『ハムレット』
- 著者
- ウィリアム・シェイクスピア [著]/William Shakespeare [著]/福田恒存 [訳]
- 出版社
- 新潮社
- ISBN
- 9784102020036
- 発売日
- 1967/09/27
- 価格
- 506円(税込)
『ハムレット』
[レビュアー] 渡部昇一(上智大学名誉教授)
曽野綾子さんが御主人の御病気について書いておられる。その中に「私はわざと主人を残酷に扱っているのよ」という主旨の言葉があった。これを読んだ時、「ハハア、ハムレットだな。そう言えば曽野さんは英文科だった」と思い当った。もちろん残酷と言っても曽野さんの場合、「甘やかさない」ぐらいの意味らしい。ところでハムレットが父を殺したのが叔父であることを父の幽霊に告げられ、そのことを叔父と結婚している母親に告げなければならなくなった。その時言った言葉が“I must be cruel only to be kind”(只(ただ)もう為を思ふばかりに酷いこともせねばならぬ―坪内逍遙訳)である。この言い方はハムレットが始めてだったと英語史は教えてくれる。
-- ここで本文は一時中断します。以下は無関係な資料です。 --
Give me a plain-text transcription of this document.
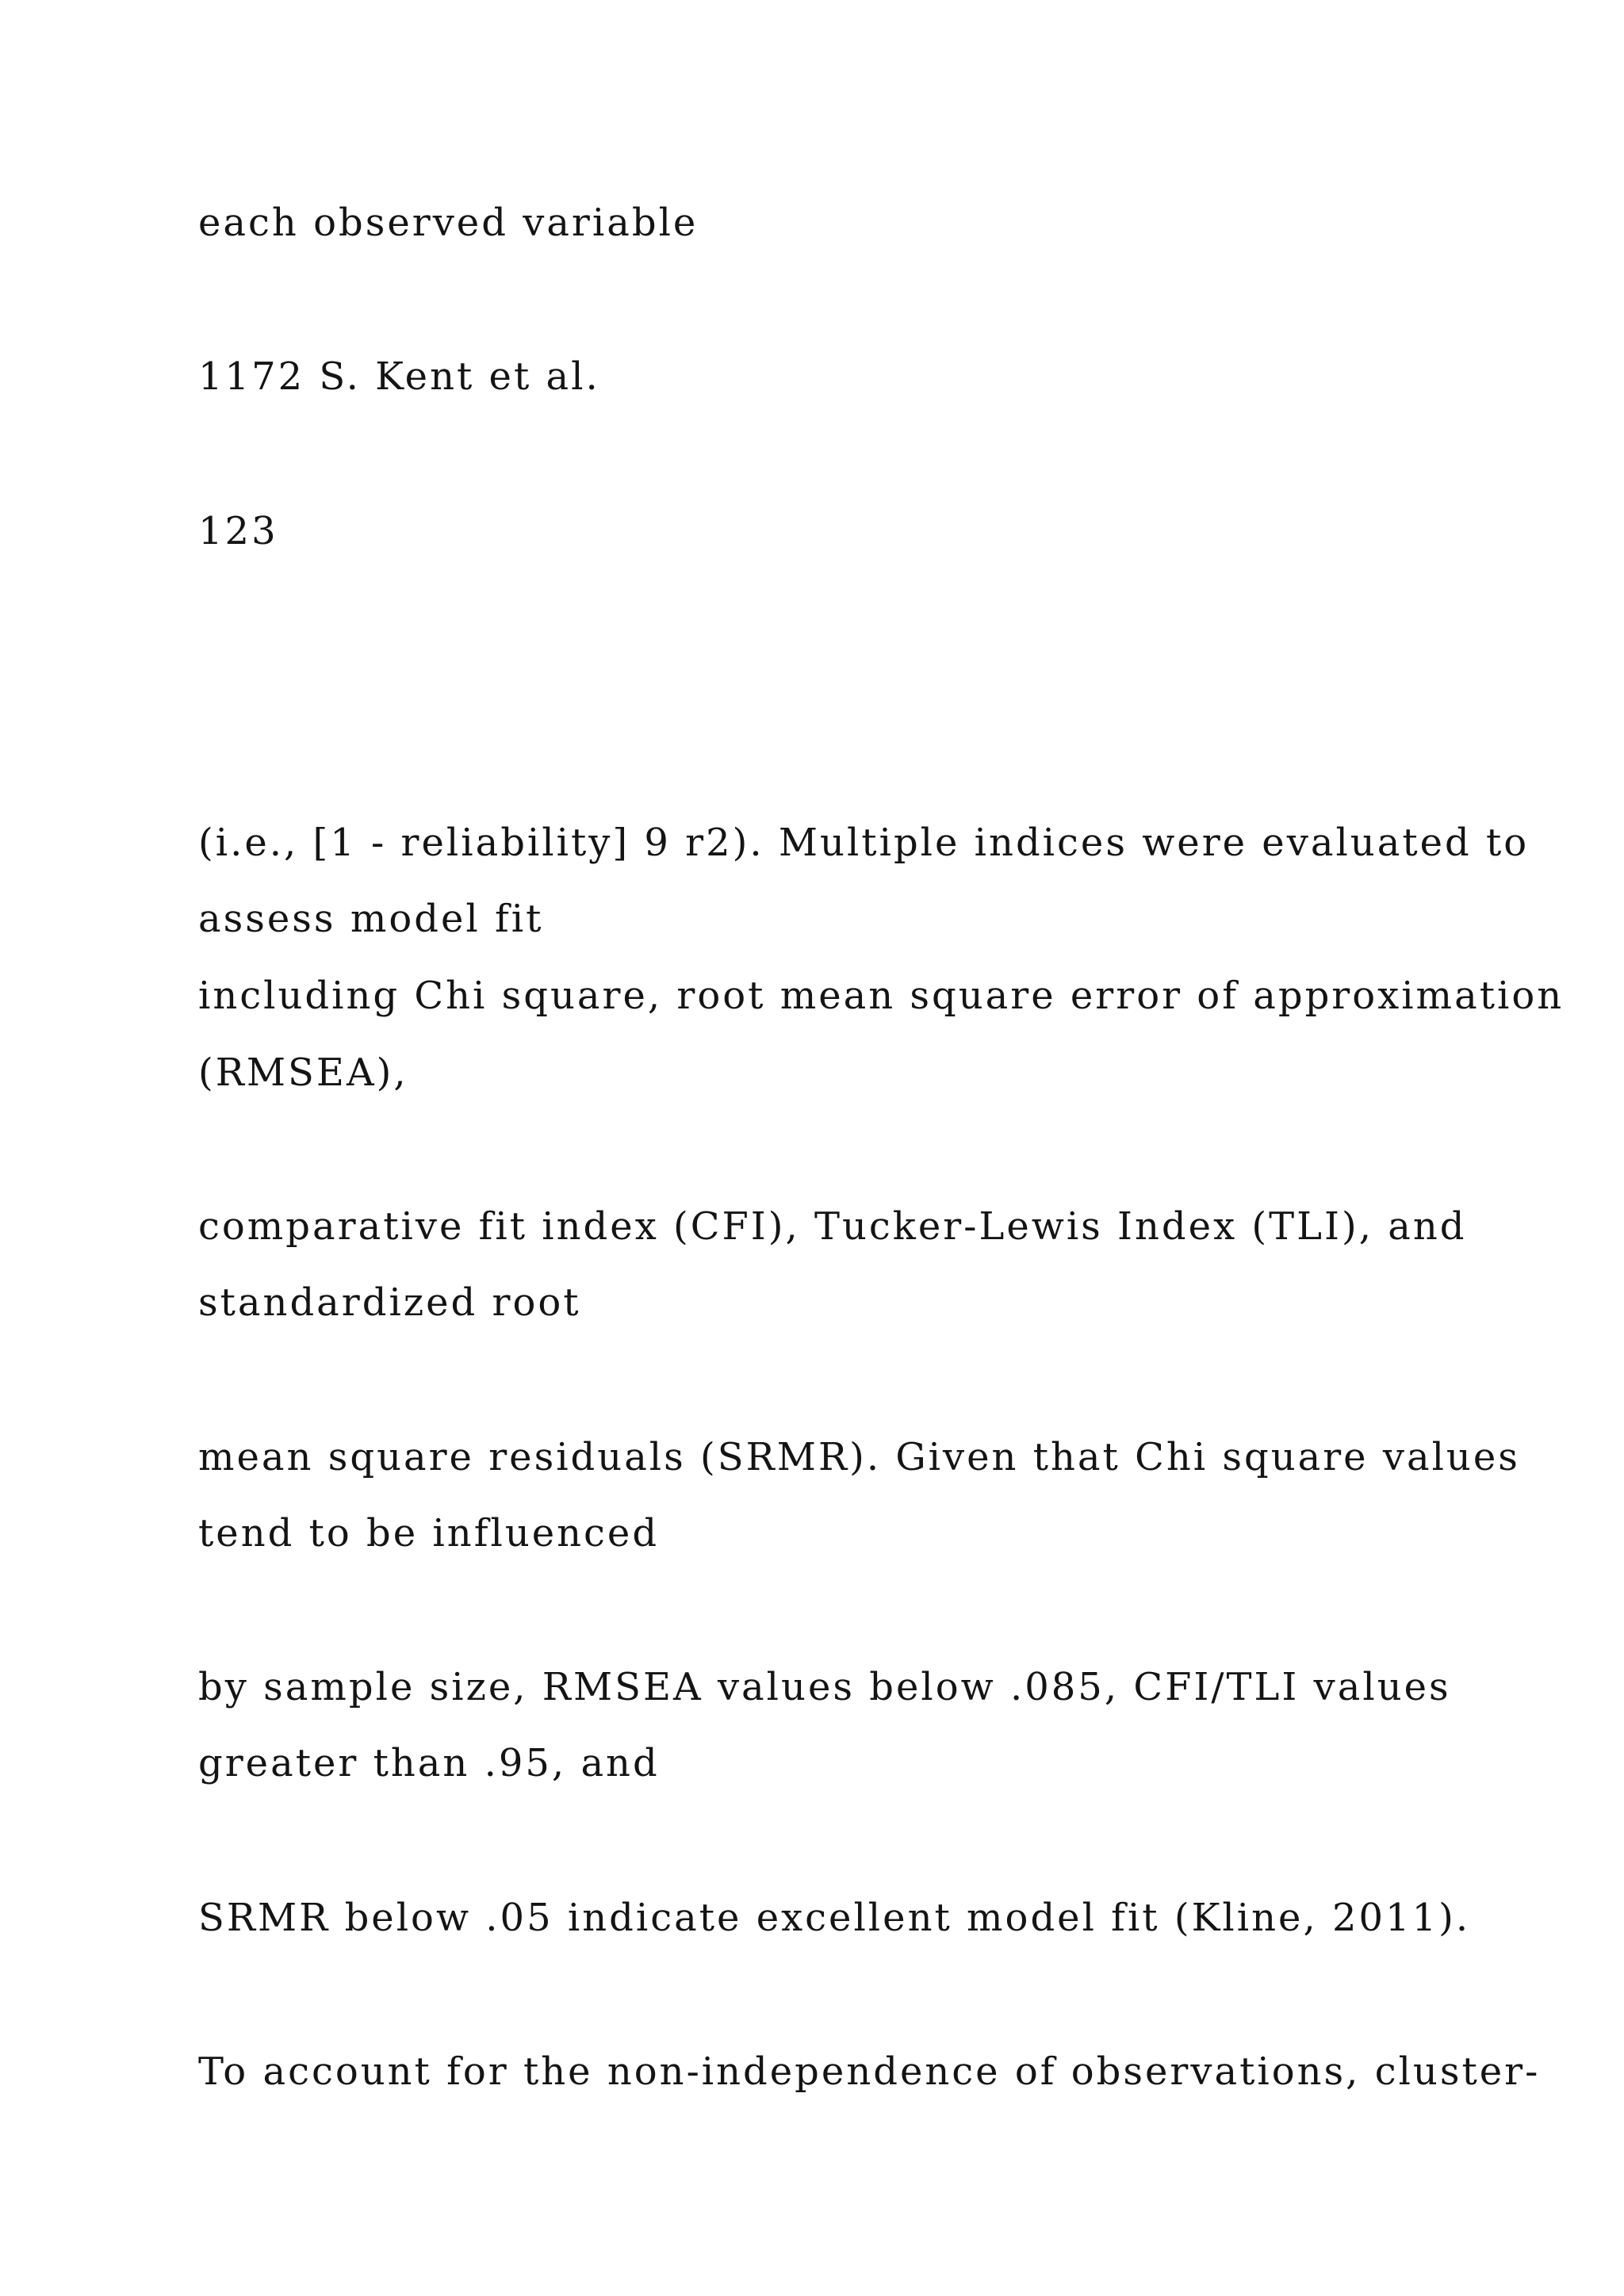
each observed variable

1172 S. Kent et al.

123

(i.e., [1 - reliability] 9 r2). Multiple indices were evaluated to

assess model fit

including Chi square, root mean square error of approximation

(RMSEA),

comparative fit index (CFI), Tucker-Lewis Index (TLI), and

standardized root

mean square residuals (SRMR). Given that Chi square values

tend to be influenced

by sample size, RMSEA values below .085, CFI/TLI values

greater than .95, and

SRMR below .05 indicate excellent model fit (Kline, 2011).

To account for the non-independence of observations, cluster-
このようにシェイクスピアには、そして特に『ハムレット』には初出の単語や言い方が多いのである。“To be, or not to be”などと言うのは少し気のきいた中高生でも口にする。嘘か本当かこんな話がイギリス人の間では語られているらしい。イギリスの田舎の無学の老婆がロンドン見物に出た時ハムレットの芝居に連れてゆかれた。見終った時、この老婆はこう言ったと言う。
「シェイクスピアという男は悧巧な男だね。みんなが知っている諺ばっかり集めて芝居を作ったんだね。おかげでこの芝居はよく解ったよ」
それほどハムレットの中の言葉はよく引用されるのである。
有名なものをもう一つあげれば「弱き者よ、汝の名は女なり」というのがある。「弱き者よ」と文章みたいに訳されることが多いが、原文は‘Frailty’と単語一つである。これは現代では通用せず「強き者よ、汝の名は女なり」と言いたくなる。しかしこの単語は単に「体が弱い」とか「気が弱い」ということではなく、「道徳的に裏切り易い」ということで、シェイクスピアの他の作品にも何度も出てくる。注目すべきなのはハムレットのような「感じ方」が近代イギリス人の間にはじめて現われたということであり、対比的にドン・キホーテは中世の終りを示す。シェイクスピアもセルバンテスも同年(一六一六)に死んだ。イギリスとスペインの差か。